ATI RN
ATI Proctored Nutrition Exam 2019
1. During the detoxification stage, it is a priority for the nurse to:
- A. teach skills to recognize and respond to health threatening situations
- B. increase the client’s awareness of unsatisfactory protective behaviors
- C. implement behavior modification
- D. promote homeostasis and minimize the client’s withdrawal symptoms
Correct answer: A
Rationale: Patient safety and efficacy of care depend on actions rooted in established nursing protocols that consider both the immediate and long-term needs of the patient.
2. What describes a common physical change of aging that can affect an older adult's nutrition?
- A. reduced salivary output
- B. increased gastrointestinal motility
- C. abnormal cortisol production
- D. increase in number of taste buds
Correct answer: A
Rationale: Reduced salivary output is a common physical change in aging. This can affect an older adult's nutrition by impacting chewing, swallowing, and taste perception. The decrease in saliva production can make it harder to chew and swallow food effectively, affecting the overall eating experience. Additionally, saliva plays a role in taste perception, so a reduction in salivary output can lead to alterations in how food tastes, potentially impacting an individual's appetite and food choices. Increased gastrointestinal motility (choice B) is not typically associated with aging and would not directly affect nutrition. Abnormal cortisol production (choice C) is related to hormonal changes and is not a common physical change of aging that affects nutrition. An increase in the number of taste buds (choice D) is not a typical change associated with aging and would not have a significant impact on an older adult's nutrition.
3. On the study “effects of effective nurse-patient communication in decreasing anxiety of post operative patients†What is the Dependent variable?
- A. Effective Nurse-patient communication
- B. Communication
- C. Anxiety level
- D. Post operative patient
Correct answer: B
Rationale: Nursing interventions should be grounded in a deep understanding of the physiological processes involved, ensuring that care provided is both effective and efficient.
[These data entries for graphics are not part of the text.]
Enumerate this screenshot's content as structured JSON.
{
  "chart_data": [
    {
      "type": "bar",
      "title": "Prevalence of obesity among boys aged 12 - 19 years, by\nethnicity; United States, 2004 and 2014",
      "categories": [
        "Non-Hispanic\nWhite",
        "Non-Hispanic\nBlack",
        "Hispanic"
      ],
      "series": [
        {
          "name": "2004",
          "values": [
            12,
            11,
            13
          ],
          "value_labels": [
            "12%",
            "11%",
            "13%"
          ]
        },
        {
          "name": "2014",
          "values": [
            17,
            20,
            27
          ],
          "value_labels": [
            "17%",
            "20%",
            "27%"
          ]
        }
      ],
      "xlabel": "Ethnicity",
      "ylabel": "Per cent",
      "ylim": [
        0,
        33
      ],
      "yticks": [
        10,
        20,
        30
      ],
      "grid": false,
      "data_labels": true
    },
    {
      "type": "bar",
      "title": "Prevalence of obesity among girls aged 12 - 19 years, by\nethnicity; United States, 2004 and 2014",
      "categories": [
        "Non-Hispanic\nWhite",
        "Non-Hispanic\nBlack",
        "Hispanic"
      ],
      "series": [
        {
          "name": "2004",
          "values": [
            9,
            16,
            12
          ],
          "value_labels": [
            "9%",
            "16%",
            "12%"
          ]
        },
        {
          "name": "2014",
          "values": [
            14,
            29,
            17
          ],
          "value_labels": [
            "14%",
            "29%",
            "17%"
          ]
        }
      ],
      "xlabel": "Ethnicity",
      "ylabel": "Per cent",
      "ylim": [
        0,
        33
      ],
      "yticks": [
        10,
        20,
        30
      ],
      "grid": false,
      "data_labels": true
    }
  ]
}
4. The priority nursing diagnosis for a client with major depression is:
- A. Altered nutrition
- B. Altered thought process
- C. Self care deficit
- D. Risk for injury
Correct answer: A
Rationale: Patient safety and efficacy of care depend on actions rooted in established nursing protocols that consider both the immediate and long-term needs of the patient.
5. Selective inattention is seen in which level of anxiety?
- A. Mild
- B. Moderate
- C. Severe
- D. Panic
Correct answer: D
Rationale: Selective inattention is a defense mechanism seen in panic-level anxiety. In panic anxiety, individuals may experience selective inattention, where they focus only on specific aspects and ignore others. Mild anxiety does not typically involve selective inattention as individuals can still function effectively. Moderate and severe anxiety may impair attention, but selective inattention is more characteristic of panic-level anxiety.